Aman Johal, an investment director at Big Society Capital, explains: “As you can imagine, there’s very little bandwidth within government at the moment but the early indications of conversation that we’re having is that it’s definitely an area of interest. Individuals at the Treasury definitely felt it was something that needed to be looked at again and could contribute.”
The barrier to scaling up the market is to unlock government support on a systematic basis, she says. Investor demand, on the other hand, is high, she adds.
In the UK, Big Society Capital transferred part of a social impact bond fund it has exposure to into a social impact investment trust invested across asset classes and noticed the impact bond element “was the bit investors really liked and there was consistent feedback that they wanted more of it”.
It is a similar story for impact bond products that GSG is involved in, says GSG’s Maclay. Two ‘education outcome funds’ focused on educational attainment in Ghana and Sierra Leone were three times oversubscribed and raised £30m each from investors which were a mix of large international NGOs, charitable foundations and institutional investors.
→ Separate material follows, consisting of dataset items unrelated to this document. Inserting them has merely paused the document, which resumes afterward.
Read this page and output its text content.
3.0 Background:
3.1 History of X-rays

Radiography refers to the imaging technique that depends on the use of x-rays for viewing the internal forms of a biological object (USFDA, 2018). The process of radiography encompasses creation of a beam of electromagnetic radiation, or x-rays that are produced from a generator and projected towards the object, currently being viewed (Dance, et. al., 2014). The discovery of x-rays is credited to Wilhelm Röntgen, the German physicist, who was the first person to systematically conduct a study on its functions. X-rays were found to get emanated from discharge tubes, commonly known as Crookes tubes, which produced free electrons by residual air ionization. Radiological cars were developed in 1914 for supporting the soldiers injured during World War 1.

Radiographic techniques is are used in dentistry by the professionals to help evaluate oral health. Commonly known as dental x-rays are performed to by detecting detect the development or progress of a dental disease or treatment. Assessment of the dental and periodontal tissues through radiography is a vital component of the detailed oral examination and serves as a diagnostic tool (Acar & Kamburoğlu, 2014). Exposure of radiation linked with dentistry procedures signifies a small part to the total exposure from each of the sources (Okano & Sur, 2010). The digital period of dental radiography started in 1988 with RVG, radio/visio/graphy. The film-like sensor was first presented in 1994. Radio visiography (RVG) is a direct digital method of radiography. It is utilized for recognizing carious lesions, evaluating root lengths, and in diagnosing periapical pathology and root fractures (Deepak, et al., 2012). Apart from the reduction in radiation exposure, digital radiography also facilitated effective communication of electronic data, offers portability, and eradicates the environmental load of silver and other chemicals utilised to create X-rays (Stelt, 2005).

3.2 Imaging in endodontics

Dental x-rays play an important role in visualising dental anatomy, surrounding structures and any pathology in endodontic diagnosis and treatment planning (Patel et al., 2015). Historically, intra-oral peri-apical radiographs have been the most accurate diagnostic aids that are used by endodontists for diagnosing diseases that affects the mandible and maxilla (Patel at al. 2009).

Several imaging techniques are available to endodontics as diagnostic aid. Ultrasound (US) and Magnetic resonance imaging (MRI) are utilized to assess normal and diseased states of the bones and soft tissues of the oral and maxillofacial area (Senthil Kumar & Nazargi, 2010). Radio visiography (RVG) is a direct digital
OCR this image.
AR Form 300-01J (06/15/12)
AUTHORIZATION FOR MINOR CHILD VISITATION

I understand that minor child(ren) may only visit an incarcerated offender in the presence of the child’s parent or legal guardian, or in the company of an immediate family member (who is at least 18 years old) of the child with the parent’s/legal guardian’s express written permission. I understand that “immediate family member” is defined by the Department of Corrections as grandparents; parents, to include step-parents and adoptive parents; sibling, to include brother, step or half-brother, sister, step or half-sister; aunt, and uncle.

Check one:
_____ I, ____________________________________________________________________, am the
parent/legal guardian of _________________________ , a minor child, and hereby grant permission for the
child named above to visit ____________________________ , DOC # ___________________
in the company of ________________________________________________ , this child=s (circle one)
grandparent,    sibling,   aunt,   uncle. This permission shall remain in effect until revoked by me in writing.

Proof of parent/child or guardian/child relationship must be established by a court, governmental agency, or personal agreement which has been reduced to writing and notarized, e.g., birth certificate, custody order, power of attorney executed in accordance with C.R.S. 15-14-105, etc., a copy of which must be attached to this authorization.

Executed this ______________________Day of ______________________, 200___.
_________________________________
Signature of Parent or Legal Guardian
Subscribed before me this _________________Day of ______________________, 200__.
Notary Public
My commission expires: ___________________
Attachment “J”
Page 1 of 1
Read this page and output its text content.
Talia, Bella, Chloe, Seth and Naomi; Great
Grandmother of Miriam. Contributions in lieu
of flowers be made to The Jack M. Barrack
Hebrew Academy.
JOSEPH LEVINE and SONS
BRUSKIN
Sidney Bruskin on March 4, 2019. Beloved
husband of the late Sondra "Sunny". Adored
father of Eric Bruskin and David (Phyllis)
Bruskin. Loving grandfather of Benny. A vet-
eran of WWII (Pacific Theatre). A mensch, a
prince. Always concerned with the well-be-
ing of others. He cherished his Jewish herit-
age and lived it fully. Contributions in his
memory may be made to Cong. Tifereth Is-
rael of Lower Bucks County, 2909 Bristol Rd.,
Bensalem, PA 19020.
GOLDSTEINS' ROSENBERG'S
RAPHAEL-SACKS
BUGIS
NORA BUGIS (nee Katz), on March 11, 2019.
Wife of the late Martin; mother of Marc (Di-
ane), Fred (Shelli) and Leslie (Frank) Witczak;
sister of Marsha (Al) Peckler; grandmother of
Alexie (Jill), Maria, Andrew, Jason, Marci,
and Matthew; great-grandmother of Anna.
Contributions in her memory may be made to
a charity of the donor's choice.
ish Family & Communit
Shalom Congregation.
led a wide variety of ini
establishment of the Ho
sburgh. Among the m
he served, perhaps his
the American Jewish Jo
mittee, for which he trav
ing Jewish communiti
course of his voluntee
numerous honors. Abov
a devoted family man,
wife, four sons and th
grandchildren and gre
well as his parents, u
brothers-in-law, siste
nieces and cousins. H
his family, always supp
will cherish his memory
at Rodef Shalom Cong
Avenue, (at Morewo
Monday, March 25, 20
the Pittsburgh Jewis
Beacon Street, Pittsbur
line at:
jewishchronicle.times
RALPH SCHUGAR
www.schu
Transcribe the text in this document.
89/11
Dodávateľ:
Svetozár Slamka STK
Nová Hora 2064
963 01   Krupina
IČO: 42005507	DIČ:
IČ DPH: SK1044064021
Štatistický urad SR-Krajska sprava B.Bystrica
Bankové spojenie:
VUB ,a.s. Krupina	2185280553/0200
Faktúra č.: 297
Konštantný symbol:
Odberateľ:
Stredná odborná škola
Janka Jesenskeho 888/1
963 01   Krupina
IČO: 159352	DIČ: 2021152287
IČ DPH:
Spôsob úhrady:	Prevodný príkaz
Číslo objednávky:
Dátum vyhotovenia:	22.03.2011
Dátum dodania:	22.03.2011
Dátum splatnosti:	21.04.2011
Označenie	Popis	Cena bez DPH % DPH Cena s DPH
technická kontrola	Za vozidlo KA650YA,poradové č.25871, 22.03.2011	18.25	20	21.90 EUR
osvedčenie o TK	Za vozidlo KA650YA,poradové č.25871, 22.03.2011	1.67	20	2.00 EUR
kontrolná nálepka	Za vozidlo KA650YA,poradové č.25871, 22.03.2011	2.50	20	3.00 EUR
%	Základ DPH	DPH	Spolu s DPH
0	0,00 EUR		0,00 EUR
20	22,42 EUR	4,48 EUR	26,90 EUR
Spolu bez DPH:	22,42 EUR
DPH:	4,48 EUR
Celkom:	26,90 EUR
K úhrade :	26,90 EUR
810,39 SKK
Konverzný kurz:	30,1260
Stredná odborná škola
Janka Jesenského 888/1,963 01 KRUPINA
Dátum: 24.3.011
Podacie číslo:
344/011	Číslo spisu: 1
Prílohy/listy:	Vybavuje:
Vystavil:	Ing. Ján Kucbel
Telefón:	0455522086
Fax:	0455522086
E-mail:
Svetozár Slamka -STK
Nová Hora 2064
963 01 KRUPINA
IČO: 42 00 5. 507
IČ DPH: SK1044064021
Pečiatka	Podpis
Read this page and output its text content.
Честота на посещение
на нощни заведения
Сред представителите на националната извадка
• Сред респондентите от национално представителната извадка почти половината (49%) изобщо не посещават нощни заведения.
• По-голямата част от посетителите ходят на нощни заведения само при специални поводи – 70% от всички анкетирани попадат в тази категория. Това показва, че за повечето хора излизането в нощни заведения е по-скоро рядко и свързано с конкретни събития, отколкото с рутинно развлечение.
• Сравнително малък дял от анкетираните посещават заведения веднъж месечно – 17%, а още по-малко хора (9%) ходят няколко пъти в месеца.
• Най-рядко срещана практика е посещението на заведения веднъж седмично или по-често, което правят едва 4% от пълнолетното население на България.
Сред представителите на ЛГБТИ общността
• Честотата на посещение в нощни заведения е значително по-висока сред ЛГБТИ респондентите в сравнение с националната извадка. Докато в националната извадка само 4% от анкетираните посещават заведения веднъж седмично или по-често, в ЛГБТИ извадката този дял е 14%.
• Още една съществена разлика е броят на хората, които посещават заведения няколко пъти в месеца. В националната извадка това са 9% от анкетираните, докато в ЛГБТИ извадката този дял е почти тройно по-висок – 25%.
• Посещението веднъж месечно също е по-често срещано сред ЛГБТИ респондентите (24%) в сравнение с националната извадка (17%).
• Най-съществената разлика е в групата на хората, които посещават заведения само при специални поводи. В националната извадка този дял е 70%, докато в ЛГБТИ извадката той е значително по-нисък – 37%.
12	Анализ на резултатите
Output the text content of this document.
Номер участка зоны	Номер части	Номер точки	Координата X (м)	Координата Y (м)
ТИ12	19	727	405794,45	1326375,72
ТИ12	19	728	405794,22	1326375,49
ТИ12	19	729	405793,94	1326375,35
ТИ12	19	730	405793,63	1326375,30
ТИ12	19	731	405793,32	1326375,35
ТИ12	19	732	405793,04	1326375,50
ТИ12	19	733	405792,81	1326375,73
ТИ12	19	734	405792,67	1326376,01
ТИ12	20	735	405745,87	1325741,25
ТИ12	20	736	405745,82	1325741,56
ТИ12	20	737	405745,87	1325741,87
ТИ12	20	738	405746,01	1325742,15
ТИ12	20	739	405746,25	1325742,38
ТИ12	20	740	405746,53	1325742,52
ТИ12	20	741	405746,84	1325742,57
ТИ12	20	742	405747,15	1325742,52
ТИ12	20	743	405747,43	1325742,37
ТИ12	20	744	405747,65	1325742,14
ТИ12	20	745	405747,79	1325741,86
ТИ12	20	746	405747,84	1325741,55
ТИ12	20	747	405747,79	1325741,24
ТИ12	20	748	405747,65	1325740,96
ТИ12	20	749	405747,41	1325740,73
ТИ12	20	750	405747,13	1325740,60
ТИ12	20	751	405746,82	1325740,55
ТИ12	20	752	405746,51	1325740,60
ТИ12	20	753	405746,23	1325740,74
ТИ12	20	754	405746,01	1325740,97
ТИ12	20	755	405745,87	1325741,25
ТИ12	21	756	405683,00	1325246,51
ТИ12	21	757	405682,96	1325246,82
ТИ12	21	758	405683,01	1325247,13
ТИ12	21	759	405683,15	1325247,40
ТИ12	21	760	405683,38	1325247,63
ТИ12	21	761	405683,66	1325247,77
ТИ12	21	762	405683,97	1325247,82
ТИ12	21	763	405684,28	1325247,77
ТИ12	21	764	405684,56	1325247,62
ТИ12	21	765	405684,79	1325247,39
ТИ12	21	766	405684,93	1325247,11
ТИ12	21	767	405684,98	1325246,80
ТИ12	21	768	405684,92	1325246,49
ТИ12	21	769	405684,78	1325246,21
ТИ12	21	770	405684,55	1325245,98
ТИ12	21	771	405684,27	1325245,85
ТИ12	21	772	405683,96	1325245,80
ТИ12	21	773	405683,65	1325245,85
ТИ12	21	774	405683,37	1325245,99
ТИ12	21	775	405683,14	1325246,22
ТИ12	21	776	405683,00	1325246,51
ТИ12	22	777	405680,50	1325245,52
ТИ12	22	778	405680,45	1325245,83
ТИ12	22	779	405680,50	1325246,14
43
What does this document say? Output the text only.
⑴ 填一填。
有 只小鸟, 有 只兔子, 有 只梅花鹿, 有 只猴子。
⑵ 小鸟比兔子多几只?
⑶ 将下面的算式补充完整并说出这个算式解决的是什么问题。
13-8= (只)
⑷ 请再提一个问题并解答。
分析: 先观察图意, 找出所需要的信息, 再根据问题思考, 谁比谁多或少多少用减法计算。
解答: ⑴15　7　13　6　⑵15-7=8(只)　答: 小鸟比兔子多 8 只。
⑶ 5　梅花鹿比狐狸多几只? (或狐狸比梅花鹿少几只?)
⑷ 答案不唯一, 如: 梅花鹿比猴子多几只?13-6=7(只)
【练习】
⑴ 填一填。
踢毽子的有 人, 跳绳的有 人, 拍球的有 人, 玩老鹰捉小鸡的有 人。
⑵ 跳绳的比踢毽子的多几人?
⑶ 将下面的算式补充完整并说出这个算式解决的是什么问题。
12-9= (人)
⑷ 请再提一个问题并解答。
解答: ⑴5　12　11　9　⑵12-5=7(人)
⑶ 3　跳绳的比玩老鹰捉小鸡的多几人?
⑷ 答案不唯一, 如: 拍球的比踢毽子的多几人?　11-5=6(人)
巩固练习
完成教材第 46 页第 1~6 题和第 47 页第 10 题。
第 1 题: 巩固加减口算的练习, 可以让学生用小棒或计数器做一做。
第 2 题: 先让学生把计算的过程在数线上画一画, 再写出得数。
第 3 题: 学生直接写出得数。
Institutional investors in the UK social impact bond market have included UK local authority pension funds and international institutions who have invested in the UK to learn about the model. Such organisations can only viably invest through dedicated specialists such as Bridges Fund Management or Big Issue Invest, who pool impact bonds and give institutional investors access to the scale they need in order to invest.
In the early days of impact bonds, there was talk of double digit returns, but one investor, who asked to be anonymous, says: “There has been a lot of misinformation out in the public domain around the level of return that investors have been making.. And I can say as one of the investors, it’s not huge.”
With career impact bonds, Palandjian also says returns will be modest. “No one’s getting rich,” she says.
Palladium Impact Capital, a capital advisory services company focused on impact investing, says the impact bond market at the moment is only viable for “pretty committed investors”.
Steven Van Weede, Managing Director at Palladium says: “These investors have to feel pretty strongly about the intervention. If you think about what investing is, it’s the ability to assess risk and ensure that it is priced properly. That is difficult for many of these interventions, where there is so little track record still. It’s not always easy for an investor coming in from the outside. That’s quite a big step but as cases grow it will be easier for people to make that leap.”
Preeth Gowdar, Director at Palladium agrees, saying the model is also often bespoke, adding to cost and complexity. But he adds that investors today are helping to prime the market, such as UBS through its philanthropic foundation and corporates in countries like India, which are exploring whether funding impact bonds can count towards government mandated CSR spending.
Australia-based insurer QBE and French bank BNP Paribas are also among keen mainstream supporters of impact bonds.
Gowdar says: “There is probably an additional or more aspirational idea to create blended structures whereby a concessionary funder is able to de-risk someone else’s investment in an impact bond. There is some potential there.
“It’s a little bit of a lofty idea bringing blended finance to developing impact bonds. It may not happen tomorrow, but it’s a possibility for the future to be able to get more traditional money involved.”